Певец встал и подошел к фортепьяно. Предупредил официанта, тот слушал его, а смотрел на Олю, но на ее лице застыла полная непричастность. Певец поднял крышку, взял пару аккордов и вдруг понял, что не сможет. Замок в горле. Он сделал усилие, перебрал клавиши, прочистил горло и запел. Стало слышно себя со стороны. Деморализовавшись, он посмотрел на Олю. Она сидела с отвисшей губой и выражением полного ужаса. Официанты окаменели с одинаково алыми лицами, откуда-то бежал метрдотель.
— Что случилось? — нагло спросил певец.
— Покиньте ресторан, — потребовал мужчина в бабочке.
— Я не расплатился.
— Прошу вас. — Он подталкивал певца на выход. — Тут посуда и картины. Люди. Попрошу. Иначе придется прибегнуть… Нонна! — тонко выкрикнул он, заметив, что усилия бесполезны. — Звони Зурабу!
— Мы уже уходим. — Оля стояла возле певца с полосато-багровым лицом. — Это была шутка. — Она ловко сунула купюру господину в бабочке и подтолкнула певца в сторону гардероба, где охранник приводил в чувство старика швейцара.
— Козел, — процедил парень.
Певец согласился.

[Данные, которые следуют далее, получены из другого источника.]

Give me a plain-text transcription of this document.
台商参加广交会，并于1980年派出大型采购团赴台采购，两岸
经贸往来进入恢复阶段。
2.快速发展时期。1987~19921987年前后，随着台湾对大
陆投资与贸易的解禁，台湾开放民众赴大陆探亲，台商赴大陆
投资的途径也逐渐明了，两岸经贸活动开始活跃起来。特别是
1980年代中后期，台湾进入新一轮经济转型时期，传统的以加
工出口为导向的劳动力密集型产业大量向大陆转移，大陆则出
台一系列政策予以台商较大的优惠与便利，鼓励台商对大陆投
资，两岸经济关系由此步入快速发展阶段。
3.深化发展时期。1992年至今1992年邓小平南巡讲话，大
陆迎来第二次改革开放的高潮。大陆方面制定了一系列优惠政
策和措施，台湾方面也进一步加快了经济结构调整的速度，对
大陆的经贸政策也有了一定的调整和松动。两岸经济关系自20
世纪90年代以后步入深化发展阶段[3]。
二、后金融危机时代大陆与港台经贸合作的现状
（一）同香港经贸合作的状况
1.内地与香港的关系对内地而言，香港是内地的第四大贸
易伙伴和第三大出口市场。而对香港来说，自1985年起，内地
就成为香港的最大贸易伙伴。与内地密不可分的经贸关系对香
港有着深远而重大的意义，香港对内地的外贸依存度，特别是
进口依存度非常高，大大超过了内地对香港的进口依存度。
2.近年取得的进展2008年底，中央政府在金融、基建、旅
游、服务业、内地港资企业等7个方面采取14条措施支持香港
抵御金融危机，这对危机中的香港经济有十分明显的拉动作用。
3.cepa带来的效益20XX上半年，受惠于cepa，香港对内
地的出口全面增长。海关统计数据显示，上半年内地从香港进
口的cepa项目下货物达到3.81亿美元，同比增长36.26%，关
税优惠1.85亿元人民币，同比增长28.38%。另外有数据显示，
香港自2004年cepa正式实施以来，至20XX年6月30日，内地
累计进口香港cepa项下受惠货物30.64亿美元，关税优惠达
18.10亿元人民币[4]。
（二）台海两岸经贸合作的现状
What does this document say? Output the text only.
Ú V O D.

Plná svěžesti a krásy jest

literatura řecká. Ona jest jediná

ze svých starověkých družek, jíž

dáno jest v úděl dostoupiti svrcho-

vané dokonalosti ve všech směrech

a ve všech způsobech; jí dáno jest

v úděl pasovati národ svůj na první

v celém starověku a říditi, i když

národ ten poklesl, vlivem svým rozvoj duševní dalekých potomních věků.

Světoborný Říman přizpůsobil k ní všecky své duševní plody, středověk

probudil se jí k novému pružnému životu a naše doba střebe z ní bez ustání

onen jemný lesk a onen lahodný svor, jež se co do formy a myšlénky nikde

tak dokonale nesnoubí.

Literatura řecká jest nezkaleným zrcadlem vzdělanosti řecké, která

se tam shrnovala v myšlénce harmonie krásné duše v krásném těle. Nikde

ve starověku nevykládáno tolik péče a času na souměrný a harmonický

Его пенье было оскорблением слуха, и он мстительно торжествовал.
Они отъехали, Оля поглядывала на него с брезгливым ужасом.
— Хочешь, зайдем? — он кивнул на бутик. — Я куплю тебе шубу.
— Ты опять?
— Я не пою в магазинах.
— Ну так исполнишь еще что-нибудь. Я отвыкла от неожиданностей. А какую шубу? Из щипаной норки?
— Любую.
— Нет. — Она решила не рисковать. — Лучше заплати за Анькин колледж.
— Хорошо.
— Стой, останови здесь. Да стой же. — Она опустила стекло и начала усиленно махать. — Меня ждут.
— Кто?
— Я с мужем. Он прилетел неделю назад. Ну, с мужем, Куртом, — втолковывала она, — который платит за Анькин колледж, понимаешь? И за Сашкину школу. Муж, понимаешь это слово?
— У тебя здесь муж? — поразился он. — А почему он тебя не встретил?
— Не понимаешь? Господи, ну какая же женщина согласилась с тобой жить? Хоть бы одним глазом посмотреть.
— Почему бы женщине не жить со мной?
— Это унизительно, раз. А два — ты ревешь, как помойный козел. Шуба не поможет, только звукоизоляция.
Оля внезапно зарыдала, нервно размазывая руками лицо, пока не превратила его в клоунскую маску.
— Ты это сделал мне назло, — объявила она и с размалеванным лицом ушла к мужу.
Его учительница пения права: искусство, волнуя чувства, развивает. Сперва старуху тоже спазмировало от его пенья, но потом она нашла в нем какое-то удовольствие. В старой певичке присутствовало шутовство, которое отличает людей искусства от прочих смертных. Довольно мерзкое свойство, кстати.